Corsaletti escreve sonetos à maneira moderna, abrindo mão das maiúsculas no início de verso, usando com frequência as rimas toantes (embora prefira as rimas exatas do modelo tradicional). Usa de ponta a ponta o formato clássico italiano, mais familiar a um brasileiro do que a um norte-americano como Dylan: ABBA-ABBA-CDE-CDE.

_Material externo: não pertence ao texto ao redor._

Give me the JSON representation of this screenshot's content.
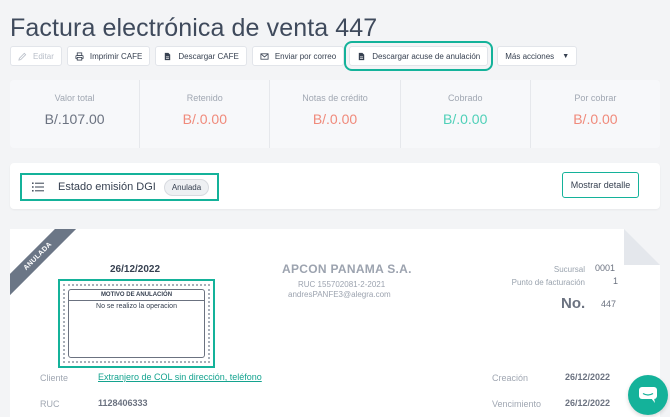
{
  "page": {
    "title": "Factura electrónica de venta 447"
  },
  "toolbar": {
    "edit": "Editar",
    "print": "Imprimir CAFE",
    "download": "Descargar CAFE",
    "email": "Enviar por correo",
    "download_annul": "Descargar acuse de anulación",
    "more": "Más acciones"
  },
  "summary": [
    {
      "label": "Valor total",
      "value": "B/.107.00",
      "color": "#6b7280"
    },
    {
      "label": "Retenido",
      "value": "B/.0.00",
      "color": "#f08a7b"
    },
    {
      "label": "Notas de crédito",
      "value": "B/.0.00",
      "color": "#f08a7b"
    },
    {
      "label": "Cobrado",
      "value": "B/.0.00",
      "color": "#4fd0b8"
    },
    {
      "label": "Por cobrar",
      "value": "B/.0.00",
      "color": "#f08a7b"
    }
  ],
  "status": {
    "label": "Estado emisión DGI",
    "badge": "Anulada",
    "detail_button": "Mostrar detalle"
  },
  "invoice": {
    "ribbon": "ANULADA",
    "date": "26/12/2022",
    "annulment": {
      "heading": "MOTIVO DE ANULACIÓN",
      "reason": "No se realizo la operacion"
    },
    "company": {
      "name": "APCON PANAMA S.A.",
      "ruc": "RUC 155702081-2-2021",
      "email": "andresPANFE3@alegra.com"
    },
    "branch_label": "Sucursal",
    "branch_value": "0001",
    "billing_point_label": "Punto de facturación",
    "billing_point_value": "1",
    "number_label": "No.",
    "number_value": "447",
    "client_label": "Cliente",
    "client_value": "Extranjero de COL sin dirección, teléfono",
    "ruc_label": "RUC",
    "ruc_value": "1128406333",
    "created_label": "Creación",
    "created_value": "26/12/2022",
    "due_label": "Vencimiento",
    "due_value": "26/12/2022"
  },
  "colors": {
    "accent": "#14b29a",
    "negative": "#f08a7b",
    "positive": "#4fd0b8"
  },
  "icons": [
    "pencil-icon",
    "printer-icon",
    "document-icon",
    "mail-icon",
    "list-icon",
    "chat-icon"
  ]
}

Outra experiência nessa mesma linha é um livro recente de Carlos Newton Júnior, Memento Mori - Os Sonetos da Morte (Nova Fronteira, 2020), em que ele reúne 100 sonetos atribuídos à Morte. (Quase todos em formato italiano, com um ou outro no formato inglês.) 
 
É ela quem se dirige na primeira pessoa a todos os humanos, ou ao leitor, ou a um grupo em especial... É a Morte quem fala o tempo inteiro, uma Morte irônica, coloquial, irreverente, às vezes cruel quando sugere os sofrimentos por que o leitor há de passar, às vezes desdenhosa quando comenta as tentativas fúteis de quem tenta escapar-lhe. Ora distante, ora cúmplice, ora solene, ora sarcástica, é ela quem dá as cartas:
 
31
Não há no meu palácio uma outra porta
que não seja a de entrada. Desde antanho
jamais eu solto o pássaro que apanho,
e o elo com o vivido aqui se corta.
 
Não há festa ao entrar. E o que me importa?

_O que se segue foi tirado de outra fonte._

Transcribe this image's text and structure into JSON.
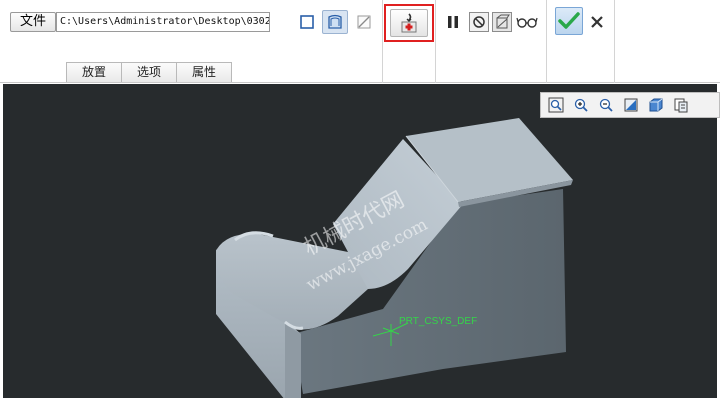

A tristeza profunda – eis o meu ganho.
A todos, amparando, eu acompanho,
quem me conhece logo se comporta.
 
O passado se foi: a fama, o nome,
agora nada conta ou interessa.
A luz, entrando aqui, em treva some.
 
A minha marca em todos tenho impressa.
Ninguém jamais se cansa, dorme ou come,
o tempo aqui não passa – e não há pressa.
 
A Morte não faz segredos daqueles que compõem, segundo ela, “minha milícia”: “Um qualquer assassino, um pistoleiro, / um chefão, um maluco, um genocida, / um cruel psicopata, um homicida, / desses que escondem corpos num bueiro”. Não faz segredos da sua indiferença pelas convenções humanas: “Às vezes colho a flor antes do fruto / e levo o filho sem levar o pai.”
 
Tem aqui e ali a lembrança de episódios clássicos de sua história:
 
Um dia, já faz tempo, um cavaleiro
ousou desafiar-me no xadrez. (...)
Achou que com seu jogo salvaria
algum jovem casal de saltimbancos;
percebi como agia pelos flancos
e ataquei com maior selvageria...
Ah, tão honrado e digno cavaleiro!
Pra contentá-lo eu o levei primeiro...
 
A Morte que escreve todos esses sonetos é portanto uma criação ficcional.  Assim como o livro de Corsaletti é atribuído a um “Dylan” que não passa de pretexto fabulatório do autor, a “Morte” de Carlos Newton faz o mesmo papel. Os dois livros não “contam uma história”: são conjuntos homogêneos e épicos de poemas que cumprem uma função narrativa, fabulatória, de ilustração a uma história subentendida.
 
E por que o soneto?
 
O soneto já foi a mais nobre e a mais popularizada das formas poéticas brasileiras. Imperou na segunda metade do século 19, mas não é exagero afirmar que grande parte dos sonetos mais impactantes de nossa poesia se deve a autores do século 20: Vinícius de Moraes, Jorge de Lima, Mario Quintana, Carlos Drummond, Ariano Suassuna, Manuel Bandeira, Glauco Mattoso...
 
Harry Mathews, numa conversa com John Ashbery, dizia que o soneto já foi difícil numa certa época, mas não é mais. É uma forma já familiar a todo mundo, e de certo modo já “domesticada”, já incorporada ao ouvido melódico do poeta e também do leitor. O soneto italiano é hoje, para um poeta brasileiro com domínio das formas fixas, quase tão simples de escrever como a sextilha do cordel. A forma em si deixa de ser um desafio a ser enfrentado; é um instrumento. Ou melhor, é um recipiente já pronto onde as “coisas a dizer” são derramadas.
 
Nasce daí uma crítica frequente à poesia em formas fixas – a de que, se métrica e rima são obrigatórias e estão sendo obedecidas, o autor se dispensa de usar linguagem “poética” e produz apenas uma espécie de prosa. Banal, opaca, diluída, sem graça – mas impecavelmente rimada e metrificada.
 
Não é o caso destes dois livros: neles, a forma “soneto” é adotada quase como um instrumento musical (poderia ser outro) para e execução daquela peça narrativa. O soneto isolado não é um fim em si, é um meio usado para compor um mosaico amplo de situações e idéias.